Analysis of DNA extracted from brain rather than lymphocytes could have revealed different results. It is not clear, for example, what the relationship is between lymphocyte mosaicism and neuron mosaicism. It may be that rates in (postmitotic) neurons are very low compared with lymphocytes that continuously renew, providing more opportunities for genomic alterations over time in blood cells. While brain DNA would likely be more relevant to psychiatric disease, it is also much harder to acquire, being restricted to DNA extraction from brains stored in brain banks. The benefit of using lymphocytes is the large number of subjects that can be sampled, which is crucial given the small number of mosaic events detected. Two studies have looked at CNV events using brain DNA,16, 17 the former with a sample size of 600 and the latter using 35 brains. Neither study assessed mosaicsm, and each found only single sites of potential pathology. Still, these studies document the benefits of studying CNV events using DNA from human brain.

In this study, a majority of subjects met the criteria because of many CNVs, rather than a single large CNV. While this was a function of the filtering paradigm to find large structural variations and these subjects were removed from further analysis in this study – they did not have large structural variation – they may reflect legitimate findings and not technical artifacts. This follows with our previous finding of increased burden of CNVs in the genome; however, the sheer number of scattered CNVs across the genome of some individuals is suspiciously high, but may warrant further analysis.

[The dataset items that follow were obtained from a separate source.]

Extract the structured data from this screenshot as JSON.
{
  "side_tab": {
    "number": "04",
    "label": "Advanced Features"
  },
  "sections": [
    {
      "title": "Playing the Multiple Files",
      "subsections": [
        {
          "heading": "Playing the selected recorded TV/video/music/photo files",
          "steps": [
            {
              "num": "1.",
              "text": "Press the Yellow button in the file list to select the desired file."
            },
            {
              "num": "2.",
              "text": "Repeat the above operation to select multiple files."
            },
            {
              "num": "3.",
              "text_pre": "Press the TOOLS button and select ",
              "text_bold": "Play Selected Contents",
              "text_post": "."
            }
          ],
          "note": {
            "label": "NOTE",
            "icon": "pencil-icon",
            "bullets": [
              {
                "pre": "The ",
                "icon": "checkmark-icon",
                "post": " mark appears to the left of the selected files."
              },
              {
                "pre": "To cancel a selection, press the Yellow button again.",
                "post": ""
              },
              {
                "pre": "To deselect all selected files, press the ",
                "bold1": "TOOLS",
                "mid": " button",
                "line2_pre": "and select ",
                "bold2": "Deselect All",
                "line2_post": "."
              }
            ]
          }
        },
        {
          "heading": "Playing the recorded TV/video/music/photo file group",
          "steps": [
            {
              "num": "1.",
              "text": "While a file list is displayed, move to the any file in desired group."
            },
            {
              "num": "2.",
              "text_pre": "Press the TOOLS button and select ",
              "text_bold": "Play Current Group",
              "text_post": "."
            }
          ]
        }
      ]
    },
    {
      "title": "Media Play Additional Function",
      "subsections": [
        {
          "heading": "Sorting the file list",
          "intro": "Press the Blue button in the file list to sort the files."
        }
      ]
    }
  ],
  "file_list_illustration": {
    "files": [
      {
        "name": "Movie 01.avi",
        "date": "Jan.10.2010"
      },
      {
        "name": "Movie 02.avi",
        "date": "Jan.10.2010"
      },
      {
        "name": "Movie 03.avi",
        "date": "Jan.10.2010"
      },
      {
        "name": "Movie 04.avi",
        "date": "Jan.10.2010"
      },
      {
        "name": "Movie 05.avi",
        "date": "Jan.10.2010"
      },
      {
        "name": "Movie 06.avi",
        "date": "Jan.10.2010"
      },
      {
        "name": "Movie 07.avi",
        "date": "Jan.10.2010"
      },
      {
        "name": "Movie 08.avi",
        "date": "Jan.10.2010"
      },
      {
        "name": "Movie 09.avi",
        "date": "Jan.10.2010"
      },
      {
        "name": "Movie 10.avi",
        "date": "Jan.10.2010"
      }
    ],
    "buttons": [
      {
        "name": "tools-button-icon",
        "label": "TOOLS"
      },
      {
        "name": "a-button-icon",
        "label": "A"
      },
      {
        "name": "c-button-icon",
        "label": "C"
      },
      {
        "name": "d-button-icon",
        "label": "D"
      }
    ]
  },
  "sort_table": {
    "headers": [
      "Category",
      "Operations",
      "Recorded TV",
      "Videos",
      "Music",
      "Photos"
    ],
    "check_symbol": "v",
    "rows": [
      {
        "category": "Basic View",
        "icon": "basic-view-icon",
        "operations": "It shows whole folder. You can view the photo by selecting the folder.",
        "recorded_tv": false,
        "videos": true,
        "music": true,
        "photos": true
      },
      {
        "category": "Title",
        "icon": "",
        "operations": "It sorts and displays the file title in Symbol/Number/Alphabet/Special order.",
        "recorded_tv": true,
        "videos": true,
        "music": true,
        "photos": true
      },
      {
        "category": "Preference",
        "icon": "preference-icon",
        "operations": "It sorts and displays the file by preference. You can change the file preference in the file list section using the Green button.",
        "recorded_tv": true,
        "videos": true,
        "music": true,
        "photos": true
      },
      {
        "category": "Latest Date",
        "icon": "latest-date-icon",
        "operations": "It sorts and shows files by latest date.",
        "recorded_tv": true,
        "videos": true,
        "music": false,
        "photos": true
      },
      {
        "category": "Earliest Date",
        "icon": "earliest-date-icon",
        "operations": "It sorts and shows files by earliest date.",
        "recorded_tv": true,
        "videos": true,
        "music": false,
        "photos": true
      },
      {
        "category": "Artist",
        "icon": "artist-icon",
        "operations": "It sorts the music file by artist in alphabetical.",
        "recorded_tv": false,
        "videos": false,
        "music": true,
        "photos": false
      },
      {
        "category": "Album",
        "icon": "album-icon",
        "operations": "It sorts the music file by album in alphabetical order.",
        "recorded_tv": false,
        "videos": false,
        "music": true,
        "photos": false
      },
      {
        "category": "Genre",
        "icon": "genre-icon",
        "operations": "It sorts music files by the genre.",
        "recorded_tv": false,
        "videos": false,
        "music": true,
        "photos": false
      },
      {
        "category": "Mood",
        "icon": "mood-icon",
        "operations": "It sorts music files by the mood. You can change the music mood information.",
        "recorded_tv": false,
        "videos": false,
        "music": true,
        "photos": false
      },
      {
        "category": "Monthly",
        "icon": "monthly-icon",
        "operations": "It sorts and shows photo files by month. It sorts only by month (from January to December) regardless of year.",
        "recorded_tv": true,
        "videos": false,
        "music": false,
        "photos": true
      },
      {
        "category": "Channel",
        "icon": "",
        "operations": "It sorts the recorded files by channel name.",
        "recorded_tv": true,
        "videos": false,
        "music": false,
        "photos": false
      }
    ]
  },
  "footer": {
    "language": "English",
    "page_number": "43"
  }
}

Mosaicism rates are likely higher for both cases and controls than that reported here. First, we only used stringent array filtering criteria, which revealed only subjects with a large majority of cells carrying the same genotype. Specifically, mosaicism can be described in terms of percent mosaicism, that is, what proportion of cells from a given tissue are mosaic. In the quantitative PCR and nanostring validation component of our study, we observed ratios of approximately 3:2 for duplications and 2:1 for deletions, strongly suggesting that all lymphocytes carry the mutation. Thus, any subjects mosaic for, for example, 50% of cells would not have been detected. Second, our study design could only detect specific types of chromosomal alterations; we were unable to detect balanced chromosomal translocations, for example, suggesting that the true rate of chromosomal aberrations is in actuality much higher.

This study suggests that the frequency of mosaic structural variation in blood cells from people with SCZ is 0.42%, almost double that observed in control subjects. Still, overall numbers were too small to detect a difference between cases and controls. Future studies might assess multiple tissues for mosaicism from people with SCZ, use different technology to assess copy changes across tissues, increase sample sizes and better study those subjects with multiple small CNVs throughout their genomes.